Articolo 35 – Decoro degli spazi pubblici e di uso pubblico e loro occupazione – Regolamento Edilizio Comune di Torino

Articolo 35 – Decoro degli spazi pubblici e di uso pubblico e loro occupazione

1. Le strade, le piazze, i suoli pubblici o privati assoggettati ad uso pubblico, all’interno del centro abitato, devono essere provvisti di pavimentazione, riconosciuta idonea allo scopo e coerente all’ambito, per lo scolo delle acque meteoriche e di mezzi per lo smaltimento delle stesse, sistemati nel sottosuolo, secondo quanto stabilito dai competenti Uffici comunali. La sistemazione e la manutenzione dei suoli privati, anche se gravati da servitù di pubblico passaggio, è a carico dei proprietari.

2. E’ vietata la formazione di nuovi frontespizi ciechi (se non preordinati alla successiva costruzione in aderenza) visibili da spazi pubblici o assoggettati all’uso pubblico; le fronti di testata dei fabbricati devono risultare oggetto di composizione architettonica alla pari delle altre, prevedendo elementi edilizi o architettonici riferiti a funzioni ed usi propri dell’edificio. In caso di preesistenza di frontespizi ciechi sul confine di proprietà, l’Autorità comunale, sentita la Commissione Edilizia, può imporre l’edificazione in aderenza, ove questa sia tra le soluzioni previste dalle N.T.A. dello S.U. vigente, ovvero ingiungere al proprietario del frontespizio di sistemarlo in modo conveniente.
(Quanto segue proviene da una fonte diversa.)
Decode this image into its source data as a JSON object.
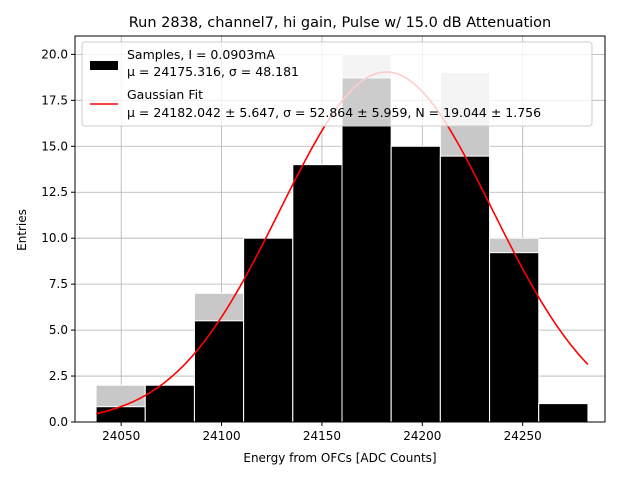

3. Chiunque intenda occupare porzioni di suolo pubblico per attività temporanee, per eseguire lavori o per depositarvi materiali deve chiedere al Comune la specifica concessione, indicando l’uso, la superficie che intende occupare e le opere che intende eseguire ai sensi dei vigenti Regolamenti Comunali. L’occupazione delle sedi stradali è comunque regolata dalle norme vigenti in materia di sicurezza della circolazione.

4. Salve restando le disposizioni di carattere tributario, il rilascio della concessione per l’occupazione temporanea del suolo pubblico è rilasciato in forma precaria, ed è subordinato alla corresponsione di un canone per l’uso, disciplinato dagli appositi Regolamenti vigenti, ed al versamento di un deposito cauzionale a garanzia della rimessa in pristino del suolo e del mantenimento del decoro originario.

5. La concessione contiene le prescrizioni da seguire per l’occupazione del suolo pubblico e indica il termine finale della medesima. Scaduto tale termine senza che ne sia stato disposto il rinnovo, il titolare della concessione ha l’obbligo di sgomberare il suolo occupato ripristinando le condizioni ambientali preesistenti.

6. In caso di inottemperanza, il ripristino è eseguito dall’Amministrazione a spese del concessionario; tali spese, detratta l’eventuale cauzione, devono essere rimborsate entro quindici giorni dalla richiesta; in difetto, salve restando eventuali disposizioni speciali di legge, esse sono riscosse coattivamente con la procedura di cui al R.D. 14 aprile 1910, n. 639.
7. I passi carrabili sono consentiti, in conformità alle norme del vigente Codice della Strada, e con l’osservanza degli obblighi fissati nel successivo articolo 47, a condizione che non costituiscano pericolo per la circolazione.